The U.S. Securities and Exchange Commission (SEC) filed securities fraud charges and obtained an asset freeze order against First Liberty Building & Loan LLC and its founder, Edwin Brant Frost IV. The regulator alleged that when First Liberty’s alternative lending business faltered, it transformed into a Ponzi scheme that ultimately defrauded investors of at least US$140 million.

According to the SEC’s complaint, starting in 2014, Georgia-based First Liberty raised funds from retail investors via promissory notes that offered annual returns of between 8% and 18% that it planned to generate from providing short-term bridge loans to small businesses at relatively high interest rates. 

However, the SEC said that most of the loans ultimately defaulted. It alleged that since 2021, the company effectively became a Ponzi scheme by paying returns to existing investors from money that was raised from new investors.

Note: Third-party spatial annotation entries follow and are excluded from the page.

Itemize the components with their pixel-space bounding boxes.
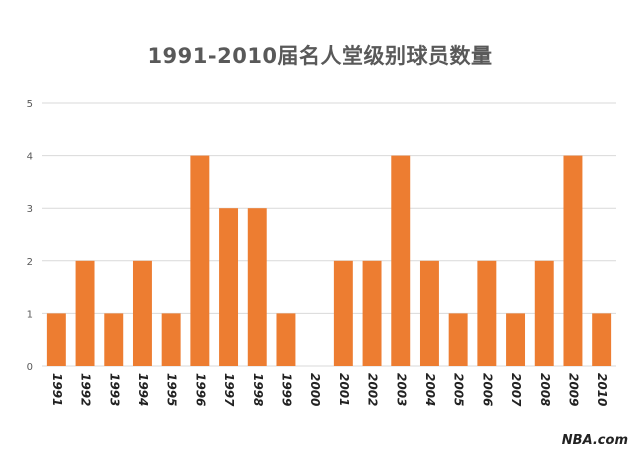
y-tick-label: 5 <box>27 99 33 110</box>
x-tick-label: 2009 <box>566 373 580 406</box>
bar-1999 <box>276 313 296 366</box>
bar-1992 <box>75 260 95 366</box>
x-tick-label: 1991 <box>50 373 64 406</box>
x-tick-label: 2000 <box>308 373 322 406</box>
bar-2009 <box>563 155 583 366</box>
x-tick-label: 1999 <box>279 373 293 406</box>
grid-lines <box>42 102 616 367</box>
bar-2005 <box>448 313 468 366</box>
x-tick-label: 1995 <box>165 373 179 406</box>
bar-2010 <box>592 313 612 366</box>
x-axis-tick-labels: 1991 1992 1993 1994 1995 1996 1997 1998 1999 2000… <box>50 373 609 407</box>
chart-title: 1991-2010届名人堂级别球员数量 <box>147 44 493 68</box>
bar-2002 <box>362 260 382 366</box>
y-tick-label: 0 <box>27 362 33 373</box>
source-watermark: NBA.com <box>561 433 628 448</box>
x-tick-label: 2005 <box>452 373 466 406</box>
bar-1993 <box>104 313 124 366</box>
x-tick-label: 1998 <box>251 373 265 406</box>
x-tick-label: 2010 <box>595 373 609 406</box>
x-tick-label: 2001 <box>337 373 351 406</box>
bar-2007 <box>506 313 526 366</box>
x-tick-label: 1994 <box>136 373 150 406</box>
bar-2004 <box>419 260 439 366</box>
y-axis-tick-labels: 0 1 2 3 4 5 <box>27 99 33 373</box>
x-tick-label: 1997 <box>222 373 236 407</box>
bar-1997 <box>219 208 239 366</box>
bar-2003 <box>391 155 411 366</box>
bar-1998 <box>247 208 267 366</box>
bar-1994 <box>132 260 152 366</box>
x-tick-label: 1992 <box>79 373 93 406</box>
x-tick-label: 2006 <box>480 373 494 406</box>
x-tick-label: 2002 <box>366 373 380 406</box>
y-tick-label: 1 <box>27 309 33 320</box>
y-tick-label: 4 <box>27 152 33 163</box>
bar-1995 <box>161 313 181 366</box>
x-tick-label: 1993 <box>107 373 121 406</box>
bar-1991 <box>46 313 66 366</box>
bar-2001 <box>333 260 353 366</box>
x-tick-label: 2003 <box>394 373 408 406</box>
x-tick-label: 2008 <box>538 373 552 406</box>
bar-2006 <box>477 260 497 366</box>
y-tick-label: 3 <box>27 204 33 215</box>
x-tick-label: 2004 <box>423 373 437 406</box>
bar-1996 <box>190 155 210 366</box>
y-tick-label: 2 <box>27 257 33 268</box>
x-tick-label: 1996 <box>193 373 207 406</box>
bar-2008 <box>534 260 554 366</box>
bars <box>46 155 612 366</box>
x-tick-label: 2007 <box>509 373 523 407</box>
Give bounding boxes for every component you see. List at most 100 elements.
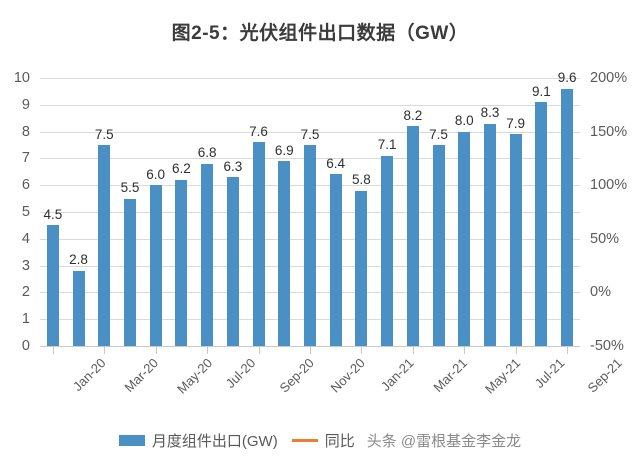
bar-slot: 7.9 <box>503 78 529 346</box>
bar-value-label: 7.1 <box>377 137 397 153</box>
x-axis-tick-mark <box>412 346 414 354</box>
gridline <box>40 131 580 133</box>
chart-title: 图2-5：光伏组件出口数据（GW） <box>171 23 469 44</box>
bar[interactable] <box>432 145 445 346</box>
bar-slot: 7.1 <box>374 78 400 346</box>
bar-value-label: 6.0 <box>146 166 166 182</box>
bar[interactable] <box>483 123 496 346</box>
x-axis-tick-mark <box>515 346 517 354</box>
y2-axis-tick-label: 50% <box>590 230 620 247</box>
bar-value-label: 9.1 <box>532 83 551 99</box>
plot-area: 4.5 2.8 7.5 5.5 6.0 6.2 6.8 6.3 7.6 6.9 7.5 6.4 5.8 7… <box>40 71 580 347</box>
gridline <box>40 78 580 79</box>
x-axis-tick-mark <box>361 346 363 354</box>
bar-slot: 7.5 <box>91 78 117 346</box>
x-axis-tick-label: Sep-20 <box>276 355 317 396</box>
y-axis-tick-label: 9 <box>21 96 30 113</box>
x-axis-tick-label: May-20 <box>173 355 215 397</box>
bar-value-label: 5.5 <box>120 180 140 196</box>
x-axis-tick-label: Mar-20 <box>121 355 162 396</box>
bar-value-label: 9.6 <box>557 70 577 86</box>
y-axis-tick-label: 4 <box>21 230 30 247</box>
bar[interactable] <box>381 155 394 346</box>
y-axis-tick-label: 10 <box>13 69 30 86</box>
x-axis-tick-mark <box>104 346 106 354</box>
bar-value-label: 7.5 <box>300 126 320 142</box>
bar[interactable] <box>226 177 239 346</box>
x-axis-tick-label: Nov-20 <box>327 355 368 396</box>
bar-slot: 2.8 <box>66 78 92 346</box>
bar-slot: 7.6 <box>246 78 272 346</box>
y-axis-tick-label: 2 <box>21 284 30 301</box>
bar-swatch-icon <box>118 435 145 446</box>
bar[interactable] <box>509 134 522 346</box>
x-axis-tick-mark <box>258 346 260 354</box>
y-axis-tick-label: 5 <box>21 203 30 220</box>
bar[interactable] <box>252 142 265 346</box>
bar-slot: 9.6 <box>554 71 580 346</box>
y2-axis-tick-label: -50% <box>590 337 624 354</box>
bar[interactable] <box>278 161 291 346</box>
x-axis-tick-label: Mar-21 <box>430 355 470 396</box>
watermark-text: 头条 @雷根基金李金龙 <box>366 433 522 450</box>
bar-slot: 5.8 <box>349 78 375 346</box>
bar-value-label: 7.5 <box>94 126 114 142</box>
bar[interactable] <box>406 126 419 346</box>
bar[interactable] <box>175 179 188 346</box>
bar-slot: 8.2 <box>400 78 426 346</box>
x-axis-tick-label: Jul-20 <box>222 355 259 391</box>
y-axis-tick-label: 8 <box>21 123 30 140</box>
bar[interactable] <box>458 131 471 346</box>
x-axis-tick-mark <box>155 346 157 354</box>
x-axis-tick-mark <box>207 346 209 354</box>
x-axis-labels: Jan-20 Mar-20 May-20 Jul-20 Sep-20 Nov-20 Jan-… <box>40 355 625 420</box>
bar-value-label: 7.9 <box>506 115 526 131</box>
bar-slot: 6.3 <box>220 78 246 346</box>
bar[interactable] <box>535 102 548 346</box>
x-axis-tick-mark <box>567 346 569 354</box>
chart-legend: 月度组件出口(GW) 同比 头条 @雷根基金李金龙 <box>0 430 640 451</box>
bar[interactable] <box>303 145 316 346</box>
x-axis-tick-mark <box>310 346 311 354</box>
line-swatch-icon <box>291 439 318 442</box>
legend-item-label: 月度组件出口(GW) <box>151 433 278 450</box>
bar-slot: 9.1 <box>529 78 555 346</box>
bar-value-label: 7.6 <box>249 123 268 139</box>
legend-item-line[interactable]: 同比 <box>291 430 355 451</box>
bar[interactable] <box>329 174 342 346</box>
bar[interactable] <box>149 185 162 346</box>
legend-item-bar[interactable]: 月度组件出口(GW) <box>118 430 278 451</box>
bar[interactable] <box>561 88 574 346</box>
bar-value-label: 4.5 <box>43 206 63 222</box>
bar-value-label: 8.3 <box>480 105 500 121</box>
bar-slot: 8.3 <box>477 78 503 346</box>
bar-slot: 6.9 <box>271 78 297 346</box>
x-axis-tick-label: Jul-21 <box>531 355 568 391</box>
bar-value-label: 6.9 <box>274 142 294 158</box>
bar[interactable] <box>123 198 136 346</box>
bar-slot: 6.8 <box>194 78 220 346</box>
bar-value-label: 6.3 <box>223 158 243 174</box>
y-axis-tick-label: 1 <box>21 310 30 327</box>
bar[interactable] <box>201 163 214 346</box>
bar-value-label: 8.0 <box>454 113 474 129</box>
y-axis-tick-label: 0 <box>21 337 30 354</box>
gridline <box>40 104 580 106</box>
y-axis-tick-label: 3 <box>21 257 30 274</box>
bar[interactable] <box>46 225 59 346</box>
bar-slot: 7.5 <box>426 78 452 346</box>
bar[interactable] <box>355 190 368 346</box>
y-axis-right: -50% 0% 50% 100% 150% 200% <box>584 71 640 353</box>
bar-value-label: 5.8 <box>352 172 371 188</box>
y-axis-tick-label: 7 <box>21 150 30 167</box>
x-axis-ticks <box>40 346 580 356</box>
x-axis-tick-mark <box>464 346 466 354</box>
bar-slot: 6.4 <box>323 78 349 346</box>
bar[interactable] <box>98 145 111 346</box>
x-axis-tick-label: May-21 <box>482 355 524 397</box>
bar-value-label: 6.4 <box>326 155 346 171</box>
bar-value-label: 2.8 <box>69 252 88 268</box>
bar-value-label: 6.2 <box>172 161 191 177</box>
bar[interactable] <box>72 270 85 346</box>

The SEC also alleged that Frost misappropriated investor funds for personal use.

“The promise of a high rate of return on an investment is a red flag that should make all potential investors think twice or maybe even three times before investing their money. Unfortunately, we’ve seen this movie before — bad actors luring investors with promises of seemingly over-generous returns — and it does not end well,” said Justin Jeffries, associate director of enforcement for the SEC’s Atlanta office.

The allegations have not been proven.

However, without admitting or denying the SEC’s allegations, the defendants consented to the asset freeze order, the appointment of a receiver over the business, and other emergency relief.

The SEC is seeking sanctions and disgorgement orders against First Liberty and Frost.